Well, that’s it. I only got up to Chapter 27, page 122, before I gave up.

The Story

Alex Cross tries to put the pieces together, the killer — or killers — strike again. And again. First a controversial U.S. senator, then a a beautiful little girl, savagely beaten — and deposited in front of the elementary school Cross’s son, Damon, attends.

No one in Washington is safe — not children, not politicians, not even the president of the United States.

The Characters

These are the characters who appeared up to chapter 27.

Dr. Alex Cross, a.k.a., Sugar, is a detective and deputy chief in the Homicide division. Jannie and Damon are Alex’s kids. Jannie goes to school at Union Street while Damon attends Sojourner Truth. Rosie is Jannie’s cat. Nana Mama is Alex’s grandmother, the kids’ great-grandmother. Detective John Sampson, a.k.a., Man Mountain and Two-John, is his partner.

Washington D.C. PD
Detective Rakeem Powell is with Homicide. And one of Alex’s “troublemakers” along with Detectives Jerome Thurman and Shawn Moore. Police Commissioner Clouser is insisting that Alex drop Shanelle’s murder investigation to solve Fitzpatrick’s while Chief Pittman, a bully and a racist, does everything he can to thwart Alex. Pittman is an idiot, and another reason I would have continued with the Alex Cross series, if only so I could see him get his. Janine Prestergard is the medical examiner.

FBI
Special Agent Kyle Craig wants Alex on the case; he’s also a friend of his.

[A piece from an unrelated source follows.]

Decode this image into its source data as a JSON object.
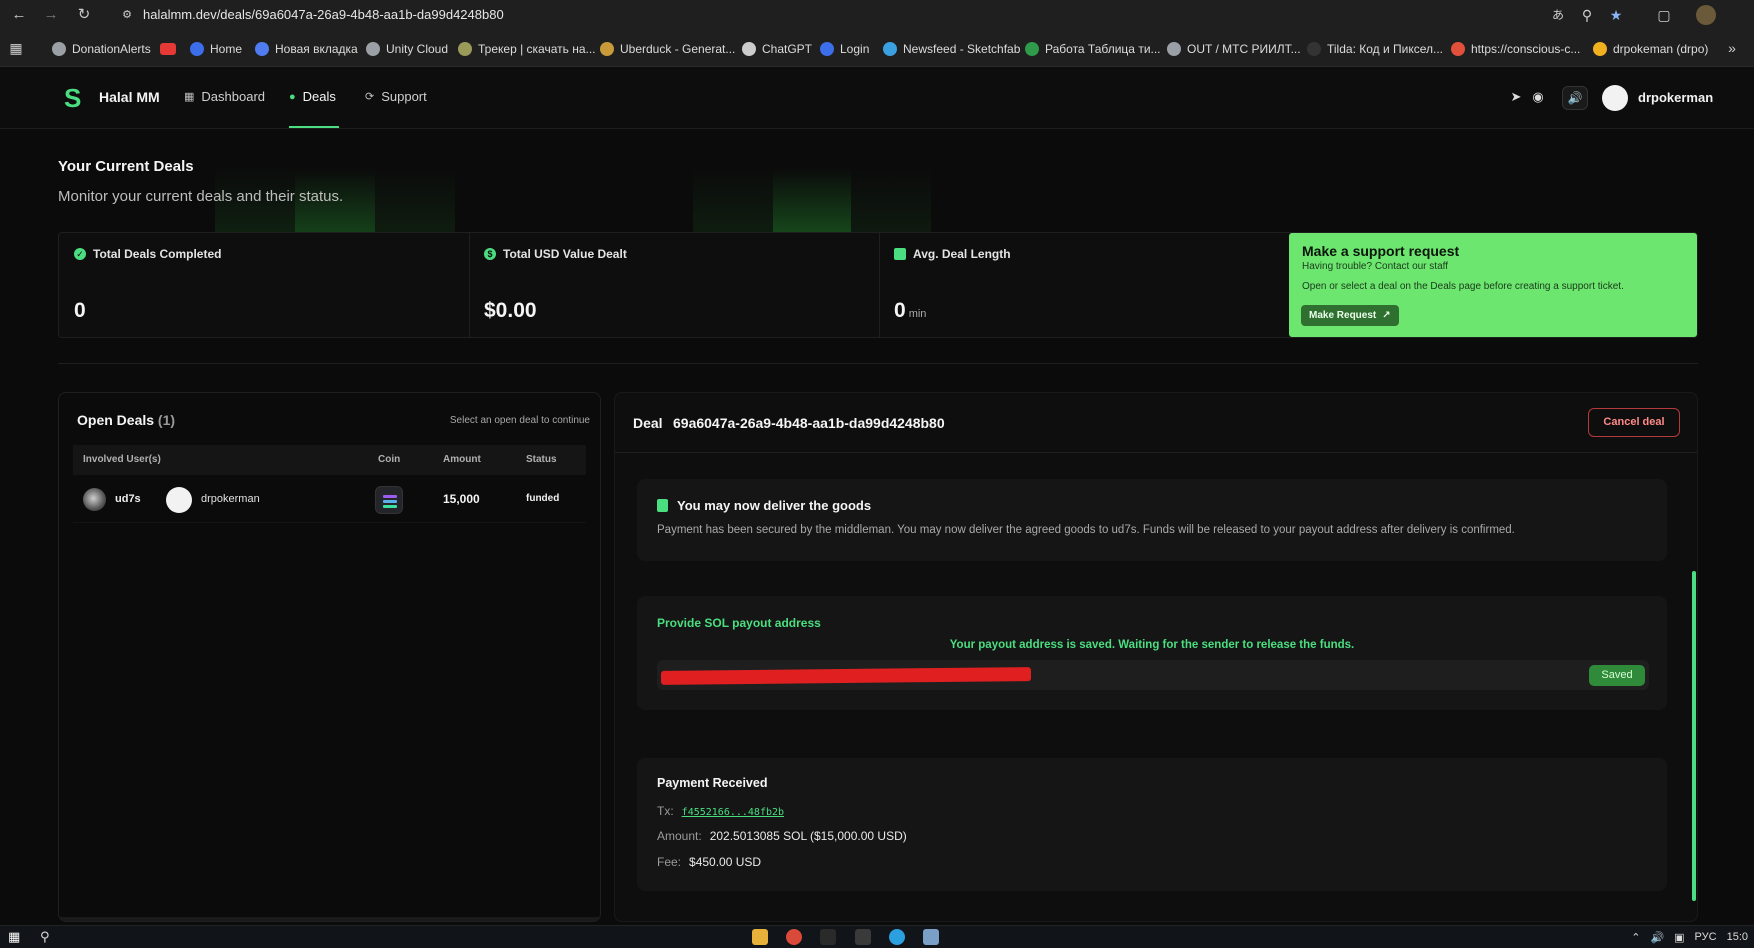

Sojourner Truth school is…
…where Damon goes to school. Mrs. Johnson is the new principal.

Jack” is a code word for President Thomas Byrnes, a womanizer. “Jill” is his wife. “Crown” is the White House. “Jackal” is any would-be assassin.

The media
Inez Gomez is with El Diario; Fern Galperin is with CNN.

Senator Daniel Fitzpatrick is the first execution. A bad senator, a snake. Shanelle Green is a sweetheart of a six-year-old who goes to Sojourner Truth. Natalie Sheehan is a TV newswoman. Vernon Wheatley is another young student at Sojourner Truth.

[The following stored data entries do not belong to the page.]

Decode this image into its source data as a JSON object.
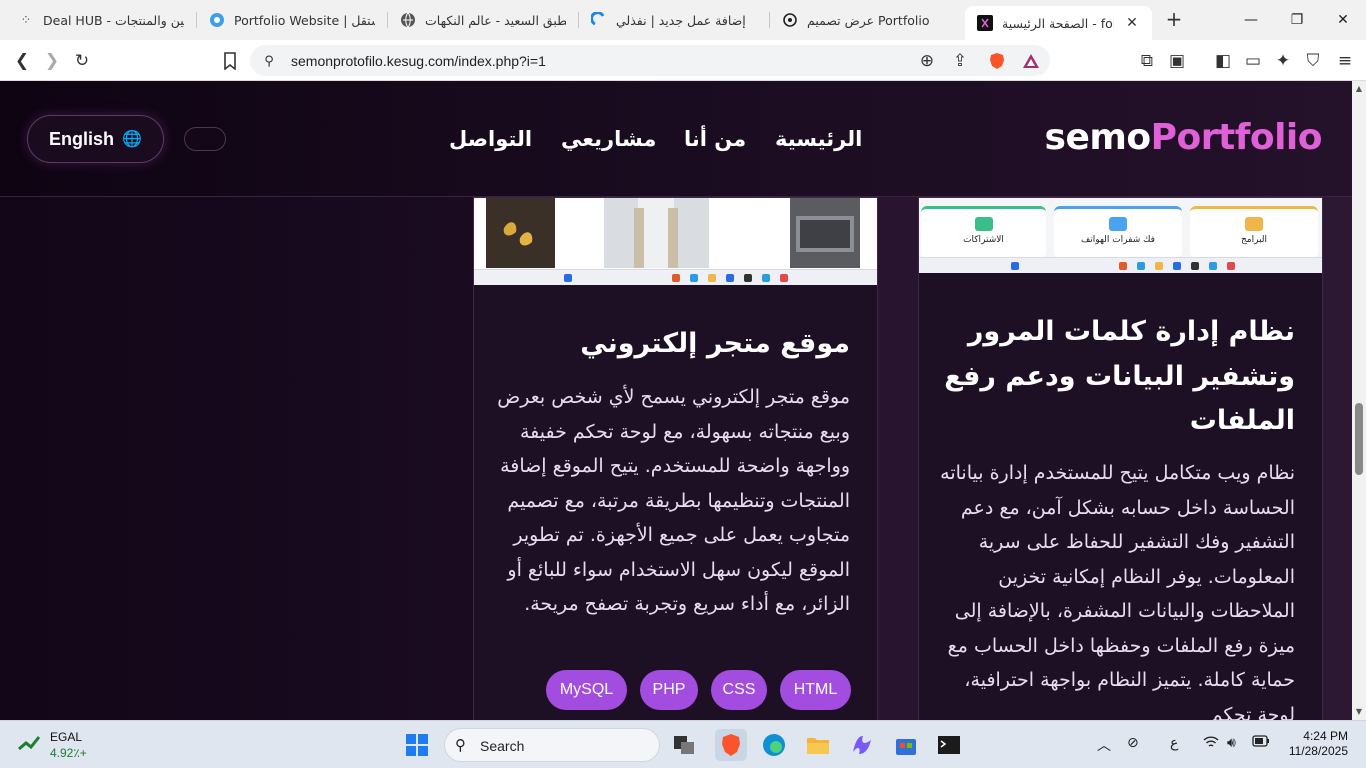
{
  "browser": {
    "tabs": [
      {
        "title": "Deal HUB - العين والمنتجات",
        "icon": "dots-icon"
      },
      {
        "title": "Portfolio Website | مستقل",
        "icon": "blue-circle-icon"
      },
      {
        "title": "الطبق السعيد - عالم النكهات",
        "icon": "globe-icon"
      },
      {
        "title": "إضافة عمل جديد | نفذلي",
        "icon": "nafezly-icon"
      },
      {
        "title": "عرض تصميم Portfolio",
        "icon": "openai-icon"
      },
      {
        "title": "الصفحة الرئيسية - folio",
        "icon": "site-favicon"
      }
    ],
    "url": "semonprotofilo.kesug.com/index.php?i=1"
  },
  "site": {
    "logo_main": "semo",
    "logo_accent": "Portfolio",
    "nav": [
      "الرئيسية",
      "من أنا",
      "مشاريعي",
      "التواصل"
    ],
    "lang_button": "English",
    "accent_color": "#a24ce0",
    "logo_accent_color": "#e060d8"
  },
  "projects": [
    {
      "title": "نظام إدارة كلمات المرور وتشفير البيانات ودعم رفع الملفات",
      "description": "نظام ويب متكامل يتيح للمستخدم إدارة بياناته الحساسة داخل حسابه بشكل آمن، مع دعم التشفير وفك التشفير للحفاظ على سرية المعلومات. يوفر النظام إمكانية تخزين الملاحظات والبيانات المشفرة، بالإضافة إلى ميزة رفع الملفات وحفظها داخل الحساب مع حماية كاملة. يتميز النظام بواجهة احترافية، لوحة تحكم",
      "thumb_tiles": [
        "البرامج",
        "فك شفرات الهواتف",
        "الاشتراكات"
      ]
    },
    {
      "title": "موقع متجر إلكتروني",
      "description": "موقع متجر إلكتروني يسمح لأي شخص بعرض وبيع منتجاته بسهولة، مع لوحة تحكم خفيفة وواجهة واضحة للمستخدم. يتيح الموقع إضافة المنتجات وتنظيمها بطريقة مرتبة، مع تصميم متجاوب يعمل على جميع الأجهزة. تم تطوير الموقع ليكون سهل الاستخدام سواء للبائع أو الزائر، مع أداء سريع وتجربة تصفح مريحة.",
      "tags": [
        "HTML",
        "CSS",
        "PHP",
        "MySQL"
      ]
    }
  ],
  "taskbar": {
    "stock_name": "EGAL",
    "stock_change": "4.92٪+",
    "search_label": "Search",
    "time": "4:24 PM",
    "date": "11/28/2025",
    "lang_indicator": "ع"
  }
}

Sam Harrison, a.k.a., “Jack”, the Soldier, and Scott Cookson (a lawyer), came up with the game. “Jill” is a Washington careerist named Sara Rosen, and she’s in love with Sam.

Chop-It-Off-Chucky, a child molester, was thought to be an urban myth. His father had been a cop. Emmanuel Perez, a porter at Famous Pizza, is thought to be Chucky.

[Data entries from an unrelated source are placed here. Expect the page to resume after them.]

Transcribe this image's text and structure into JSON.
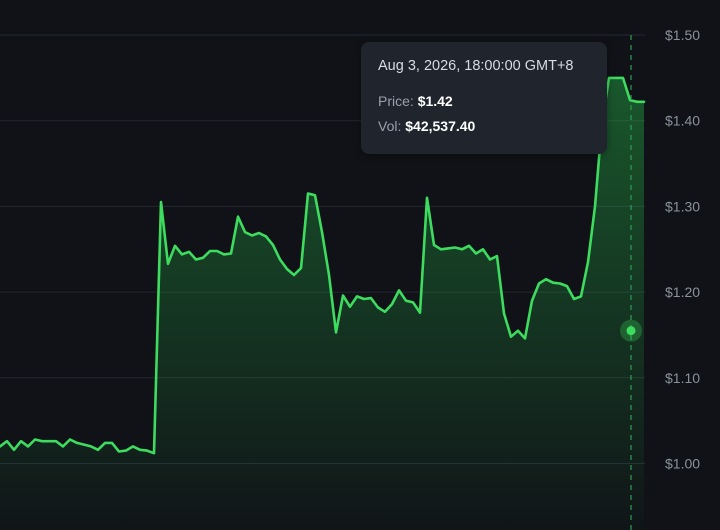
{
  "colors": {
    "background": "#101217",
    "line": "#3ddc5f",
    "grid": "#222832",
    "crosshair": "#2f9e55",
    "tooltip_bg": "#1f242d"
  },
  "tooltip": {
    "date": "Aug 3, 2026, 18:00:00 GMT+8",
    "price_label": "Price:",
    "price_value": "$1.42",
    "vol_label": "Vol:",
    "vol_value": "$42,537.40"
  },
  "chart_data": {
    "type": "area",
    "title": "",
    "xlabel": "",
    "ylabel": "",
    "ylim": [
      0.94,
      1.5
    ],
    "y_axis_position": "right",
    "y_ticks": [
      1.0,
      1.1,
      1.2,
      1.3,
      1.4,
      1.5
    ],
    "y_tick_labels": [
      "$1.00",
      "$1.10",
      "$1.20",
      "$1.30",
      "$1.40",
      "$1.50"
    ],
    "grid": true,
    "highlighted_index": 74,
    "series": [
      {
        "values": [
          1.02,
          1.026,
          1.016,
          1.026,
          1.02,
          1.028,
          1.026,
          1.026,
          1.026,
          1.02,
          1.028,
          1.024,
          1.022,
          1.02,
          1.016,
          1.024,
          1.024,
          1.014,
          1.015,
          1.02,
          1.016,
          1.015,
          1.012,
          1.305,
          1.233,
          1.254,
          1.244,
          1.247,
          1.238,
          1.24,
          1.248,
          1.248,
          1.244,
          1.245,
          1.288,
          1.27,
          1.266,
          1.269,
          1.265,
          1.255,
          1.238,
          1.227,
          1.22,
          1.228,
          1.315,
          1.313,
          1.27,
          1.22,
          1.153,
          1.196,
          1.183,
          1.195,
          1.192,
          1.193,
          1.182,
          1.177,
          1.186,
          1.202,
          1.19,
          1.188,
          1.176,
          1.31,
          1.255,
          1.25,
          1.251,
          1.252,
          1.25,
          1.254,
          1.245,
          1.25,
          1.238,
          1.242,
          1.175,
          1.148,
          1.155,
          1.146,
          1.19,
          1.21,
          1.215,
          1.211,
          1.21,
          1.207,
          1.192,
          1.195,
          1.235,
          1.3,
          1.398,
          1.45,
          1.45,
          1.45,
          1.424,
          1.422,
          1.422
        ]
      }
    ]
  }
}
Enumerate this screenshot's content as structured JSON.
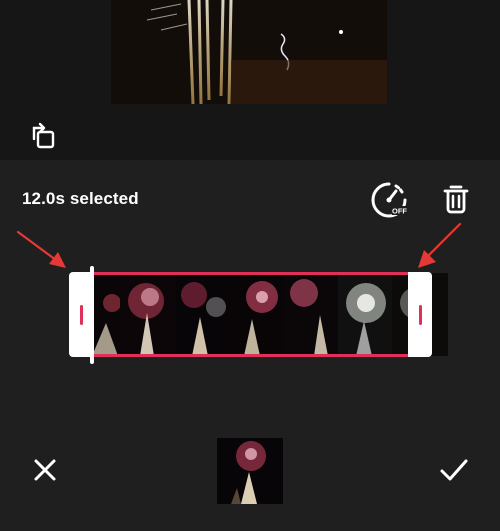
{
  "header": {
    "selected_label": "12.0s selected"
  },
  "speed_badge": "OFF",
  "icons": {
    "rotate": "rotate-icon",
    "speed": "speed-off-icon",
    "delete": "trash-icon",
    "cancel": "close-icon",
    "confirm": "checkmark-icon"
  },
  "colors": {
    "accent": "#e0305a",
    "arrow": "#e53935",
    "panel_bg": "#1f1f1f",
    "page_bg": "#121212"
  }
}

Uncle Jimmie owns several neighborhood businesses and is a friend of Alex and John’s. Roadrunner Alvin Jackson is a snitch as well as a small-time dealer. Kate McTiernan is a complicated friendship for Alex left over from Kiss the Girls, 2. Princess Di makes an appearance.

The Cover and Title

The cover is a mostly gradated deep blue sky with the title in a muted embossed gold. The bottom quarter is where all the action is with the author’s name and a broad expanse of green lawn behind it. The White House is back and center, framed by a crowded forest of trees and menacing twin flames streaming from the roof.

The title is a game, the Jack & Jill who went up the Hill to right some wrongs. Can’t blame ’em a’tall, a’tall.